Threat Watch ByteDance Spider

If you run a web server chances are your sites traffic has been invaded by the unwanted vistors know as ByteDance. If you look at your access log there's a good chance you have seen traffic such as this right here.

Log info

Who is ByteDance

ByteDance is a Chinese company who may or may not have ties to the CCP. They also own the following products, CapCut, Douyin, Lark, Toutiao, Xigua Video, Nuverse, and most infamously TikTok. Yes the same TikTok that has been all the rage over the last few years. A few years ago the U.S. goverment tried to outright ban the platform due to concerns about its ties to the CCP which only seemed to make the platform more popular. As a result of their growing popularity they now site at the same table as the rest of big tech and are no different in their motives of spying, collecting data, and selling that data to who ever wants it and yes they also track people who don't even use TikTok through tracking pixels. Needless to say this is not an ethical company at all.

The ByteDance spider

Most webcrawlers or spiders as they are often called are search engines who place your site where ever they see fit on their scale of relevance. ByteDance however is not a search engine in the sense that they point you to actual websites but rather a few second videos to attempt to capitleize on the most revenue possible. With that in mind what exactly is happening? To truly understand how much of a pest this spider really is we first need to understand how bandwidth works on a server. For each vistor your site draws in will generate a number of bandwidth per month. As that bandwidth builds up it isn't uncommon to see slow downs on the website, increase of cost per month to run the site, and eventualy a Denial of Service situation where no one can use the site. Now with that in mind let's look at what ByteDance is doing. Esentualy they are running around trying to find what ever server they can even if the admin has never used TikTok nor emabled any ads or tracking pixels and hunting down random pages for unknown reasons although if anything about the ByteDances profile is anything to go off of it's probably not something good. Now with most web crawlers you can set limitations on where they can and can't access pages from through something called robots.txt. The problem is that ByteDance does not respect these limitions at all and will instead crawl through those pages anyway. And then there's the bandwidth problem. These webcrawlers that ByteDance uses in the best way to describe it are freeloaders who not only provide nothing of vaule but also activley hurt those who are effected by their actions.
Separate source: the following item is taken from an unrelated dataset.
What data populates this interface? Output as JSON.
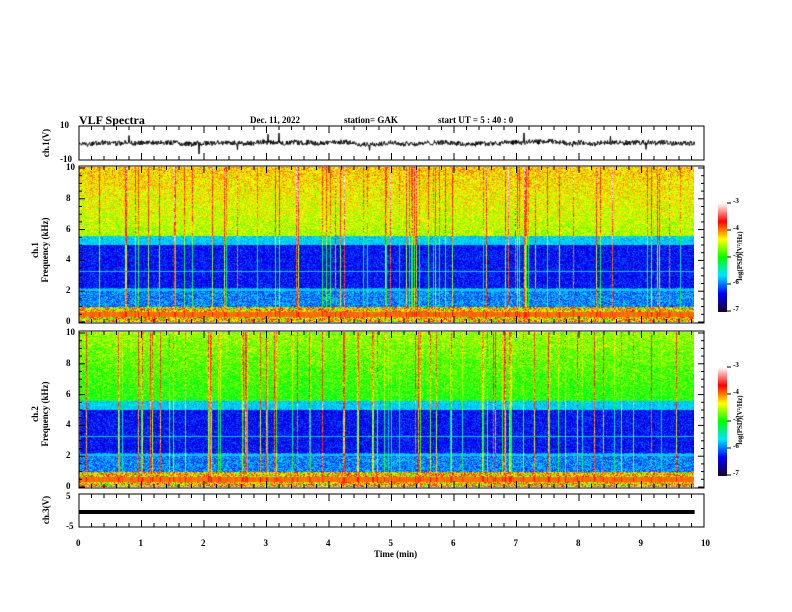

Ok so it's one thing to eat up resources that could've gone to legitimate users, but if you actualy go on to virustotal and do a lookup on these ip addresses that are comming from these webcrawlers you will find that these are malicous ip addresses whos intentions are unknown.

Best course of action

If you are a user of site unfourtantly there really isn't a whole lot you can do to fight this beast as it remains completly hidden to the end user even stuff like ublock origin don't seem to be able to find it. The only thing you can do as the end user is to stop using products made by ByteDance such as TikTok and not installing it in the first place which is becoming harder to do since most phones these days and even Windows 11 come with TikTok preinstalled. Not to mention that unless you have a way of blocking all of ByteDances tracking pixels then they still have your information and thus are still profiting off of you regaurdless of if you ever used their products or not. If you are a server owner however you do have a few options please note that they may or may not work for you so please do your own reasearch on the matter to find what works best for your services. Option 1 is to disallow the offending company in the robots.txt file the downside to this approach though is that it is possible for them to setup another spider with a different name so as to bypass the rules on the robots.txt file which they already do not respect to begin with. Option 2 you can try to block any associated ip addresses at the firewall level but the downside to this apporach is that you would have to know every IP address these guys use in order to get rid of the spider and if know anything about ip addresses you know that they can change at any given point meaning that this would only be temporary soluation to the problem.